De acuerdo con el último informe del Barómetro de las Américas correspondiente a la ronda de encuestas de 2021, en América Latina y el Caribe una gran mayoría de personas preferiría una democracia directa por sobre el gobierno de representantes elegidos.
Ecuador no es la excepción y un contundente 73.8% de encuestados preferiría que los ciudadanos voten directamente para decidir cada asunto o ley a que lo hagan los representantes electos por el pueblo, lo que va de la mano con altos porcentajes de personas desencantadas con la democracia, con su funcionamiento y con los políticos, en los cuales no confían. Basta ver el desprestigio de la Asamblea Nacional.

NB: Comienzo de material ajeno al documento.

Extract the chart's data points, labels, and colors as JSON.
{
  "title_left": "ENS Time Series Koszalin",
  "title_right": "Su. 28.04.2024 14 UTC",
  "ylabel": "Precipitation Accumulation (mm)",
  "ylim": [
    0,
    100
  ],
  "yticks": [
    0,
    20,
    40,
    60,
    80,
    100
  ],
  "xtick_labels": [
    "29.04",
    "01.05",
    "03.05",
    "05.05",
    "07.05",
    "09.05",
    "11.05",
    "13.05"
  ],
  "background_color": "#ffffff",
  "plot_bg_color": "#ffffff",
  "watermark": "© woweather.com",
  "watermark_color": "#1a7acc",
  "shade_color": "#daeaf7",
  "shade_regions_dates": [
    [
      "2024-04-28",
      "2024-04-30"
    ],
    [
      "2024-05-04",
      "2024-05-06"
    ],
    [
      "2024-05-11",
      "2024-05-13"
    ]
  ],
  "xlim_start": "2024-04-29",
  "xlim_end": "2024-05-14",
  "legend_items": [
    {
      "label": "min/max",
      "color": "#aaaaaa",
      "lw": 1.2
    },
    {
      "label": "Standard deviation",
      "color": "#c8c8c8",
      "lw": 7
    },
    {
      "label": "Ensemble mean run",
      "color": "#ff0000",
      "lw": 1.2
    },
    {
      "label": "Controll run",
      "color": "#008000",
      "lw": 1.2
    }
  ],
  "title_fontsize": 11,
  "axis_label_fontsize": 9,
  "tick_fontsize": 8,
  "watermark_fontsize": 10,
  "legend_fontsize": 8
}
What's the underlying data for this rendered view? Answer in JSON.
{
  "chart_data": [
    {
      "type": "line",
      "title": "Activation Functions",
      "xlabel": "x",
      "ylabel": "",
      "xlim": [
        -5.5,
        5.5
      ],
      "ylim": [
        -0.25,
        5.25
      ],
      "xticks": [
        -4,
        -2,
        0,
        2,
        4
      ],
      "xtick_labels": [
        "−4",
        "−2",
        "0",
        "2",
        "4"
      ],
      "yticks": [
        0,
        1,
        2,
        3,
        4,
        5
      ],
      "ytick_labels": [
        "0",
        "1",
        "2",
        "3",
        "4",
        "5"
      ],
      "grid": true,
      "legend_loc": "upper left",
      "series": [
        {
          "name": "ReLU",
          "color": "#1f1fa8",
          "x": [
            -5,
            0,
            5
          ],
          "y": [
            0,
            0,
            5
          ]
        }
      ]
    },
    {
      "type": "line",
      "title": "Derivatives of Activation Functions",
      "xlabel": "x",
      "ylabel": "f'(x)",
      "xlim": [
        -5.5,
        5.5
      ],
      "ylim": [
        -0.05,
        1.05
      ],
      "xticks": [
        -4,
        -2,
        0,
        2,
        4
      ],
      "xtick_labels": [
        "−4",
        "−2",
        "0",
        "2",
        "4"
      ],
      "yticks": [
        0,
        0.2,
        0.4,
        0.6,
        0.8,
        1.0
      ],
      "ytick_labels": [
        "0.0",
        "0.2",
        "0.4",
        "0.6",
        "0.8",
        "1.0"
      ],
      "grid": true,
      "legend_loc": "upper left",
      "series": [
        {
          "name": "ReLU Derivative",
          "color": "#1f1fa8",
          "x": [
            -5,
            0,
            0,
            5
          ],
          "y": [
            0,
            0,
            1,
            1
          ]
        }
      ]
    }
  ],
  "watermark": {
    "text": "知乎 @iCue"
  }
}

Pero el problema es que la democracia directa puede ser peligrosa para los derechos humanos, y peor aún en países como el nuestro, en los que, frente a esa desafección democrática, sus mecanismos son aprovechados por líderes populistas que tratan de imponer su visión maniquea de la sociedad por medio de consultas que en realidad son plebiscitos sobre su popularidad y en los que no importa lo que se pregunta sino quién lo pregunta. Así, las libertades pueden ser pisoteadas por unas mayorías que ni siquiera reparan en los atropellos que aprueban con su voto.
Para muestra, el referéndum constitucional y consulta popular de Ecuador en 2011, en el que la ciudadanía no solo autorizó al gobernante de turno a “meterle la mano a la justicia”, con las perniciosas consecuencias que hasta ahora arrastramos, sino que se violaron flagrantemente los derechos individuales de las personas al prohibírseles la práctica de juegos de azar y la asistencia a espectáculos que incluyan la muerte del animal, como las corridas de toros.
Pero bueno –dirán ustedes- los juegos de azar son una cosa y las corridas de toros son otra. Sí y no, porque si bien pueden ser actividades distintas con sus especiales particularidades, al final, ambas son ejercicios de libertad individual.
Sobre las corridas de toros, Rubén Amón dice en su libro “El fin de la fiesta” que puede ser que estas se hayan desenganchado de la sociedad y que ya no representen valores mayoritarios, pero prohibirlas es desautorizar a parte de esa sociedad el ejercicio de sus libertades de un plumazo, siendo, además, muchas veces perseguida, denigrada y hasta agredida por sus aficiones, como si de una nueva inquisición se tratara, polarizándola aun más.
A esto, adicionalmente, se le debe sumar la desaparición de todas las actividades relacionadas con estas prácticas, lo que significó un enorme perjuicio económico y la pérdida de empleo de cientos de personas. Más atropellos.
Quizás algún día las corridas de toros se queden sin público y/o sin toreros, y tal vez desaparecerán progresivamente, pero no debería ser a través de la imposición de la dictadura de las mayorías.